Invariably, people on Stack Overflow ask questions about how to parse XML, HTML and their ugly daughter XHTML. Ignoring the most obvious solution to their problem (which would be to use a pre-existing XML parser), they think they should use regular expressions (regex for short). Now they have two problems, to quote the famous anti-regex saying.

Now, don't get me wrong. I like regular expressions. Parsing, formal languages, finite automata; these are among my favourite things. Regular expressions course through my veins. That's why it hurts me so when people try to misapply them and then emit quotes like the one in the previous paragraph.

Regular expressions were not designed to apply in every situation. They are not even remotely close to a universal parser (that would be a Turing machine). For some reason, inexperienced programmers equate the concept of parsing things with using regular expressions. Not only is that just plain misinformed, it's often more work to bend an algorithm to use regular expressions in the wrong situation than it is to do something more directly.

Determining if regex is right for your situation is simple. Figure out the structure of things you want to match. The list of all words you want to match is called a language. When you define a regular expression, you're defining a language. Since the language is defined by a regular expression, the language is called "regular". Regular languages are rather limited. They can't guarantee things like reversal (in other words, no palindromes) or simple counting (no strings with the same number of 'A's as 'B's). With enough experience, you can easily get a feel for what languages can and cannot be expressed using regular expressions.

Until that level of experience is attained, there are formal ways of proving languages are regular. The easiest way to prove a language is regular is by coming up with a regular expression that defines it perfectly. Often, easiest way to prove a language is not regular is using something called the pumping lemma, which is sort of a strategy for picking words that are unlikely to be regular.

Now, if you'll humour me, I'm going to prove that XML is nonregular:

XML is very well defined, and I won't go into its (very tedious) detail here, but suffice it to say that a simple XML document is of the form <word>donuts</word>, as long as both "word" parts are the same.

Informally, the pumping lemma tells us we need to come up with a valid XML document with certain specific properties.

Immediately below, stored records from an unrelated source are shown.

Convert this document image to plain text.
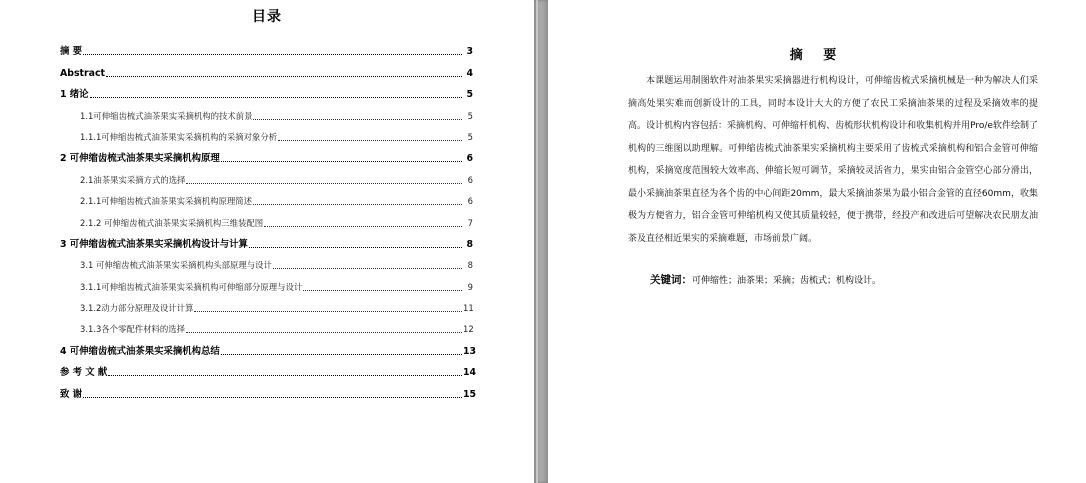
目录
摘 要	3
Abstract	4
1 绪论	5
1.1可伸缩齿梳式油茶果实采摘机构的技术前景	5
1.1.1可伸缩齿梳式油茶果实采摘机构的采摘对象分析	5
2 可伸缩齿梳式油茶果实采摘机构原理	6
2.1油茶果实采摘方式的选择	6
2.1.1可伸缩齿梳式油茶果实采摘机构原理简述	6
2.1.2 可伸缩齿梳式油茶果实采摘机构三维装配图	7
3 可伸缩齿梳式油茶果实采摘机构设计与计算	8
3.1 可伸缩齿梳式油茶果实采摘机构头部原理与设计	8
3.1.1可伸缩齿梳式油茶果实采摘机构可伸缩部分原理与设计	9
3.1.2动力部分原理及设计计算	11
3.1.3各个零配件材料的选择	12
4 可伸缩齿梳式油茶果实采摘机构总结	13
参 考 文 献	14
致 谢	15
摘 要
本课题运用制图软件对油茶果实采摘器进行机构设计，可伸缩齿梳式采摘机械是一种为解决人们采摘高处果实难而创新设计的工具，同时本设计大大的方便了农民工采摘油茶果的过程及采摘效率的提高。设计机构内容包括：采摘机构、可伸缩杆机构、齿梳形状机构设计和收集机构并用Pro/e软件绘制了机构的三维图以助理解。可伸缩齿梳式油茶果实采摘机构主要采用了齿梳式采摘机构和铝合金管可伸缩机构，采摘宽度范围较大效率高、伸缩长短可调节，采摘较灵活省力，果实由铝合金管空心部分滑出，最小采摘油茶果直径为各个齿的中心间距20mm，最大采摘油茶果为最小铝合金管的直径60mm，收集极为方便省力，铝合金管可伸缩机构又使其质量较轻，便于携带，经投产和改进后可望解决农民朋友油茶及直径相近果实的采摘难题，市场前景广阔。
关键词：可伸缩性；油茶果；采摘；齿梳式；机构设计。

In this case, I'll be using the document <an>donuts</an>. The n in this example is the one required by the pumping lemma. This is a valid XML document for any value of n greater than or equal to 1.

Now, the next step is to note that the first n characters in the XML document contain at least one character a whenever n is two or greater.

So, it's easy to see that if you were to take any subset of the first n characters from the document and repeat them, you have a number of a characters other than n. But this repetition did not effect the </an> part of the document. So the document is no longer valid XML.

If XML were a regular language, the document would still be valid. Therefore, XML must not be a regular language.

Now, I recognize this proof might be over the heads of some people and obviously under the heads of those who are as familiar with the pumping lemma as I am (I leave filling in the edge cases of the proof as an exercise to the reader), but the bottom line is XML is not regular. Therefore, regular expressions are unsuited to parsing XML, since they cannot clearly be used to define an XML document. That's why, whenever anyone tries to parse XML with regular expressions, the expressions become unwieldy and complicated the more they are refined. Misapplying regular expressions is what causes many to believe that regular expressions themselves are useless or overcomplicated.

So, I ask you, please stop trying to parse XML (or any other non-regular language) with regular expressions. It's a bad idea, and I can prove it formally.

I recognize that XML stills needs to be parsed! Luckily most languages have built-in libraries that parse XML for you without you having to worry about the details: .NET has System.Xml, Java has javax.xml, etc. There are even languages specifically designed to parse XML quickly and reliably, like XPath, XSL and XQuery. These tools are all very easy to use and let you avoid writing overcomplicated regular expressions that won't even work in every situation anyway.

Use regular expressions only on regular languages. When in doubt, if you're finding your regex is getting convoluted, chances are you should be using something else.